The Constitution should have stipulated something like: “Every man having the undisputed right to gain, keep, use, trade or otherwise dispose of his freely-acquired possessions, Congress shall pass no law taxing or otherwise depriving some for the benefit of others. It was self-evident for Jefferson’s generation that “all men are created equal.”

“Governments are instituted among men, deriving their just powers from the consent of the governed,” said Jefferson. But there is only so much to which the governed can consent. As no individual has a right to take away or give away that which belongs to another, so no number of individuals can confer such a violation of sacred right on their elected representatives.  Jefferson’s government was to be a PROTECTOR, not a PROVIDER. In sum, governments are instituted among men to protect all in the enjoyment of what is theirs—their lives, liberties and possessions.

What today’s politicians call “redistributive efforts, the founders would call theft.

What today’s politicians call “redistributive efforts, the founders would call theft. For the entire course of this country’s history, that understanding has been essentially disregarded. In thousands of ways today’s governing institutions are empowered not to protect, but to provide individuals and corporations with special benefits, privileges, exemptions and immunities, invariably at others’ expense.

It begins with heavy taxes that are levied so that government can accommodate the demands made by so many special interest groups.
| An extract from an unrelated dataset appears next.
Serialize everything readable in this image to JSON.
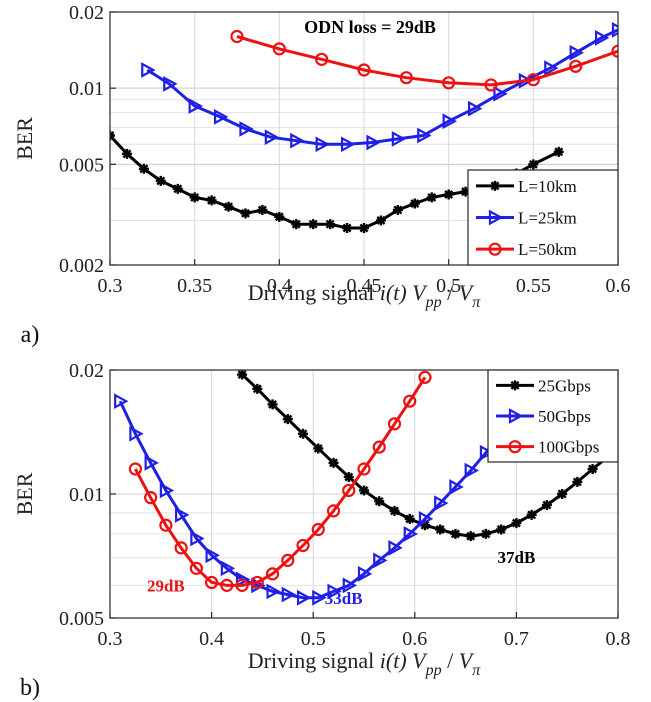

Congress is where counterfeit capitalists and entitlement enthusiasts go to get special benefits at their neighbors’ expense. State and national legislatures are free to give away the goodies for which special interests have been pleading since the earliest days of the republic.

Government on all levels impose heavy tax levies so that they may give away (i.e., redistribute) a plethora of “entitlements.” Any family that pays upwards of 50% in combined federal/state/local income taxes, property, payroll, sales, social security, utility, estate and capital gains taxes is only half-slave/half-free.  It’s no wonder that life is becoming “unaffordable.”

What governments take, via taxation, was once considered “the just fruits of honest industry.”  Today, less than 25% of what the federal government spends is devoted to defending us from foreign aggression and domestic criminality. The remaining 75% goes to redistributing wealth.

There is nothing wrong with charity and Americans, the freest and most prosperous are the most generous and caring people to ever people the planet. Most Americans in receipt of public assistance today are able-bodied and of working age. Of course, many are heads of commercial and industrial enterprises that send high-paid lobbyists to the halls of government.

Most Americans in receipt of public assistance today are able-bodied and of working age.

What Jefferson understood and what today’s Americans fail to realize is that what anyone earns, he/she owns. Whether obtained as wages, salary or business profits, one’s freely-acquired income does not belong to society so that Congress can take away and give away as much as it pleases.

It is indeed ironic that notwithstanding the explosive celebrations to come, this country is proceeding along the road to serfdom and foregoing its property rights at a rapid pace. The idea of socialism captivates a growing portion of the population. It is openly advocated by prominent opinion leaders and candidates running for local and high national office. What is there to celebrate, really?

Today’s politics is run on a single admonition: do whatever works. And things generally can work—for a while. But, time after time, a long series of bonehead policies, fueled by sundry forms of corruption, eventually drive the economy into a ditch. The savings-and-loan crisis that exploded in 1988 and the subprime mortgage fiasco that struck in 2008 are the latest examples of this devilish pattern. Crises can be slow to strike. But strike they do.

So, we have a right and a reason to ask how and when did America lose sight of the natural rights regime Locke bequeathed to us and which Jefferson’s generation overtly rekindled?